I experienced this unique irradiation of friendship that dissolves physical distances, and I listened to Teodora Enache, and I listened to Liviu Butoi, and I listened to Eugen Gondi and to the pop “dissidents” of the Kamocsa Bella or Mircea Florian , and to those who radiated/exuded style and calm like Johnny Bota and Tony Kuhn, to Mircea Tiberian and Harry Taviatian, to Puiu Pascu, Aura Urziceanu and Anca Parghel (she who has gone to the Eternal East) and to many others who whispered to me something impossible to share, since our feelings, lava-flowing, subtle and creative as they are, cannot translate into/express in words what we have received into the very substance of our being, which…is that whisper of the Absolute Being of which we are part and which we continue to experience as long as our portions of life (and hence of feeling) endure, which comes from always and will leave for always.
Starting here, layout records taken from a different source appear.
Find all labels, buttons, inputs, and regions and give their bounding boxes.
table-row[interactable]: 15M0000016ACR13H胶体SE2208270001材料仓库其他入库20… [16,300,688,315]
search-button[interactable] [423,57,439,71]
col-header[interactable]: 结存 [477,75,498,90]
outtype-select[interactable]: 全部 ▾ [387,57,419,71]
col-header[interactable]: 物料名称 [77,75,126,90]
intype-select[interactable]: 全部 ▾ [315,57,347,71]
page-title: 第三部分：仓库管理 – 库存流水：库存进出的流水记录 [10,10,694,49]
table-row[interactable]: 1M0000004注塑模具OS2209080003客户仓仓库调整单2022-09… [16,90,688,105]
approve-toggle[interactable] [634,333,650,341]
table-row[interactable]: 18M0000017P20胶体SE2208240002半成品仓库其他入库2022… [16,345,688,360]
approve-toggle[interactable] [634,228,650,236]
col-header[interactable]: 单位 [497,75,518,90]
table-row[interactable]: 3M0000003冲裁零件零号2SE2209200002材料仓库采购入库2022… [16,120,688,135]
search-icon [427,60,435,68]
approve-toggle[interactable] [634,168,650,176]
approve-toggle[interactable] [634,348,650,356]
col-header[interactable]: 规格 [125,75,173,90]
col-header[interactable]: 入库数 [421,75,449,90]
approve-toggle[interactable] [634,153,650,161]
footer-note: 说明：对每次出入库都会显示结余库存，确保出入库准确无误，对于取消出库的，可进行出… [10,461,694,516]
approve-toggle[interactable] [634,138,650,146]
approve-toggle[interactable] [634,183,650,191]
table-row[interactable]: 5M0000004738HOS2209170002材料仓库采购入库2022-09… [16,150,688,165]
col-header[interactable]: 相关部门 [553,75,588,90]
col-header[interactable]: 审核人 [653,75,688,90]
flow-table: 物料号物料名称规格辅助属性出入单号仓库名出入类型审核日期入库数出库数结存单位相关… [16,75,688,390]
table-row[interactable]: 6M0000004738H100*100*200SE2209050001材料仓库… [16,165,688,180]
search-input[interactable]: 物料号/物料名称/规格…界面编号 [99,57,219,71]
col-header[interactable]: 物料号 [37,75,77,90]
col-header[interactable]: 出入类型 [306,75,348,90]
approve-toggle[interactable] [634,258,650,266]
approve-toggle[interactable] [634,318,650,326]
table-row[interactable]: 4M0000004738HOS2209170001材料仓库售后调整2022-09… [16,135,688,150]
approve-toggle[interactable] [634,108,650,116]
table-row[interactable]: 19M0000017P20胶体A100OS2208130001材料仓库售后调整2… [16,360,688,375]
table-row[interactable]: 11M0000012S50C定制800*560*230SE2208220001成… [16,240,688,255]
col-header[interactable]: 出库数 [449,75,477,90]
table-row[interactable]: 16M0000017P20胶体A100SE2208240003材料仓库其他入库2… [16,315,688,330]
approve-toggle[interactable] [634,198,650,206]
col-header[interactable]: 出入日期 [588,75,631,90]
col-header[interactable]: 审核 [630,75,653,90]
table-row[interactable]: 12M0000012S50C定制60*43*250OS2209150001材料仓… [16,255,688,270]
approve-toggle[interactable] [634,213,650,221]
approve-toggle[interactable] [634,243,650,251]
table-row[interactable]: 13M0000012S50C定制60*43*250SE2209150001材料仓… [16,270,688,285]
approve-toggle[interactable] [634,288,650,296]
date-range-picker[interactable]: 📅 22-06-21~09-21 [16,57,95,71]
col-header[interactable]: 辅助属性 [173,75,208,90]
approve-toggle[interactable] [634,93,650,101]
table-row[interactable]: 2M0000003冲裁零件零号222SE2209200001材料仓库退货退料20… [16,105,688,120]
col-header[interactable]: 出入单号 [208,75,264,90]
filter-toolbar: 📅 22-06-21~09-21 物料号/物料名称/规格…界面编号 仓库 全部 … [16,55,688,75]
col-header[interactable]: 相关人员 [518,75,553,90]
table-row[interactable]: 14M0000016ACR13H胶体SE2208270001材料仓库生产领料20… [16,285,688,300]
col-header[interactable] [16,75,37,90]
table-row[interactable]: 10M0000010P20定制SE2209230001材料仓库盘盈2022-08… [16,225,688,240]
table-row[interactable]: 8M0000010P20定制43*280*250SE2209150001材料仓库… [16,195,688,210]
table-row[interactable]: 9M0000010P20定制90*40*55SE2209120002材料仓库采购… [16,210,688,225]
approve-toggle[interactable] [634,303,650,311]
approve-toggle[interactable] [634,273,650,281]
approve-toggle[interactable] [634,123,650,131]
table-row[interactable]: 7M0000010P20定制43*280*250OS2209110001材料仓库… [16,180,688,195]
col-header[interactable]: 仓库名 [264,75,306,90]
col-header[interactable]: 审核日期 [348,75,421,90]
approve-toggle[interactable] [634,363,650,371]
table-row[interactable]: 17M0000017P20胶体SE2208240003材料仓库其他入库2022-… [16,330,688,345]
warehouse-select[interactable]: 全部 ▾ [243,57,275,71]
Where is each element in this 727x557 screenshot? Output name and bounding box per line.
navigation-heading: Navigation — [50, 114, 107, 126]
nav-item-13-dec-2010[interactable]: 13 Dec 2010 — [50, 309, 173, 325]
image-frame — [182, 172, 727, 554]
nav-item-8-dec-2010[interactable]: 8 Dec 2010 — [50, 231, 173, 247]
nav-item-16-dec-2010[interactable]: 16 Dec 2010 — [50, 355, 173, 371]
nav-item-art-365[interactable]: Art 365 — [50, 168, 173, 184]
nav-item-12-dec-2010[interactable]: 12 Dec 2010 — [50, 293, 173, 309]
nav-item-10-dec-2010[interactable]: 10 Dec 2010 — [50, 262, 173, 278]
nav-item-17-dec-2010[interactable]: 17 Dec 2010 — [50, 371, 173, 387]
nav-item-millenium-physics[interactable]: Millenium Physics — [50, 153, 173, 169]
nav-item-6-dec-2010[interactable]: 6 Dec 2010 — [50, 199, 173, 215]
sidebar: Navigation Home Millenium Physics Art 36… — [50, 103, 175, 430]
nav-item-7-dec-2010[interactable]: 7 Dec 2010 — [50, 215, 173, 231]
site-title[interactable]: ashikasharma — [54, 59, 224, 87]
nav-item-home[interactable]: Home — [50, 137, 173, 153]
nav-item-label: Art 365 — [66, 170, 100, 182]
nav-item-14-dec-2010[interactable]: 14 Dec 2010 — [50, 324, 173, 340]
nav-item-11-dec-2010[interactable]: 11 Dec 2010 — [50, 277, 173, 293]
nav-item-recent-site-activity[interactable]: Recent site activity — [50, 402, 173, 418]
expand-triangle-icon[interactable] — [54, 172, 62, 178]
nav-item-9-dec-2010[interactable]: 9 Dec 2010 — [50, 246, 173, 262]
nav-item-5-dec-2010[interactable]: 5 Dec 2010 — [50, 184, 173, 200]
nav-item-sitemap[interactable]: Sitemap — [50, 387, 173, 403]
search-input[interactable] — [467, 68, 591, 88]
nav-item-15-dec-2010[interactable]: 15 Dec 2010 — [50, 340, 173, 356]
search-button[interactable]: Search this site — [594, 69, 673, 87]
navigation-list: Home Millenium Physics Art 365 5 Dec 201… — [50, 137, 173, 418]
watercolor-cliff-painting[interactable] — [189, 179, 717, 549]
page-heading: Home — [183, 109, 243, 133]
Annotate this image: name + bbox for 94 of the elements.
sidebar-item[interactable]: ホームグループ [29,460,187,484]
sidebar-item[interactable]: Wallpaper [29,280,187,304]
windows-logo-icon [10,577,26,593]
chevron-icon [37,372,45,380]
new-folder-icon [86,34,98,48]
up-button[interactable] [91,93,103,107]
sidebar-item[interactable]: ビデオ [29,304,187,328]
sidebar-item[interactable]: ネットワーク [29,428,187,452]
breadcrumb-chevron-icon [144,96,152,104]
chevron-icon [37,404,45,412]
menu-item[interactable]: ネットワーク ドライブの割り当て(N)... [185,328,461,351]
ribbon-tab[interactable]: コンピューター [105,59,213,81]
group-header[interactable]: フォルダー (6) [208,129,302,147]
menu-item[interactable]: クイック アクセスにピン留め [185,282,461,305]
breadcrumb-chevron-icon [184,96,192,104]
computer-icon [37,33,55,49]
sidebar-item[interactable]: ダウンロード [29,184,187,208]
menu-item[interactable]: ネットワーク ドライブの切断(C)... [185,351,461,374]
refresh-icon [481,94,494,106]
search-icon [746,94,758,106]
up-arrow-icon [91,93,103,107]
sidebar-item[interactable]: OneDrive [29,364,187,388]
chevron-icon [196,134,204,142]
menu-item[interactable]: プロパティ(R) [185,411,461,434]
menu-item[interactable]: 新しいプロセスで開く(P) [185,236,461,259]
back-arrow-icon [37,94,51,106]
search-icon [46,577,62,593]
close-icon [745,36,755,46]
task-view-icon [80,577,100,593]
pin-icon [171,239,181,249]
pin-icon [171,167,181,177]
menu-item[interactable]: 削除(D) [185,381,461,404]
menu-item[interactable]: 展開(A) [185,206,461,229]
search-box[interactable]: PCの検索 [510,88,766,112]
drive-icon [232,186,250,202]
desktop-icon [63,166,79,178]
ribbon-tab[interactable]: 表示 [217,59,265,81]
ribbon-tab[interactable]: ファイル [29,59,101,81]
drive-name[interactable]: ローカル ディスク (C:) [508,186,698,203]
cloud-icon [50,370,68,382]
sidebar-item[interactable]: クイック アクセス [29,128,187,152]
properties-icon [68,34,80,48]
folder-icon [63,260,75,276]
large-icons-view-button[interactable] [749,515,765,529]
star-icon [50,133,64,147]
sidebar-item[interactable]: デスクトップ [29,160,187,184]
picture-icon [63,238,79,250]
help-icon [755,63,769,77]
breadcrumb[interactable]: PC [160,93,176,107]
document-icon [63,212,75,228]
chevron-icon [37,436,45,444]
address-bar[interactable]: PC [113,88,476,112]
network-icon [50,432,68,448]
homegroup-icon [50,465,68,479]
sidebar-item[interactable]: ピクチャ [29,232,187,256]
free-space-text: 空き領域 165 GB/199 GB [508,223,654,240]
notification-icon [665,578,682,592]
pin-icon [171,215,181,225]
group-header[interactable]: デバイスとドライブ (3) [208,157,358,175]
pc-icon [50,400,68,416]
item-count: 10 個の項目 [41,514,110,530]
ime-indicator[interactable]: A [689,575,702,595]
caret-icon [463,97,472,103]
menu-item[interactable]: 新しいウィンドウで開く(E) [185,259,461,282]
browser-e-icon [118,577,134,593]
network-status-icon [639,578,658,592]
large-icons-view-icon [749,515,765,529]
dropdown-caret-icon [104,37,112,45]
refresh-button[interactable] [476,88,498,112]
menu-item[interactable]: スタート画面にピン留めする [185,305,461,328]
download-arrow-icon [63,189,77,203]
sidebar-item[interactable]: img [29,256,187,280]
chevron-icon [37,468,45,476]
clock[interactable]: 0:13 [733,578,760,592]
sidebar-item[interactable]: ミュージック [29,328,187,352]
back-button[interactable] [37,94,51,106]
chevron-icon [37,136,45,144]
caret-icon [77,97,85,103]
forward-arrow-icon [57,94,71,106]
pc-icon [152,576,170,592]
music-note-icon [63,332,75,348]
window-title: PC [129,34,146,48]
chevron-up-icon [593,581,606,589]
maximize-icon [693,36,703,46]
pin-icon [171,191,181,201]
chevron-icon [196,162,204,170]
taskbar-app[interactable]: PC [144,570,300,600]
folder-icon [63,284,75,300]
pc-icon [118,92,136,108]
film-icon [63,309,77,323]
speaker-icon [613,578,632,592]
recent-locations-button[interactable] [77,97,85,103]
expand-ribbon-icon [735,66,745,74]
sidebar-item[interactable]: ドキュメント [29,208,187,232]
I listened to Summertime interpreted in a huge variety of ways and realized that a jazz Summertime can have the same resonance as Summertime sung by the inimitable Janis Joplin and can even plumb the depths from which you feel a tear for Cosmic Blues preparing to well up. And I discovered Summertime within myself as a part of Mozart’s Requiem, or echoes of the clavichord used by Bach and Handel, or like the delicate sounds modulated in more recent times by Portishead or Massive Attack, together with the strange perfumes of concert halls where it seems that even the sound enters the olfactory nerve in order to penetrate even more deeply into the memory, where it remains in a distilled state with its identity multiplied to the absolute. STATE without passivity. Without duality. The state of feeling the inner presence of Being pausing to rest within us for an instant, the Being that comes from always and will return to always.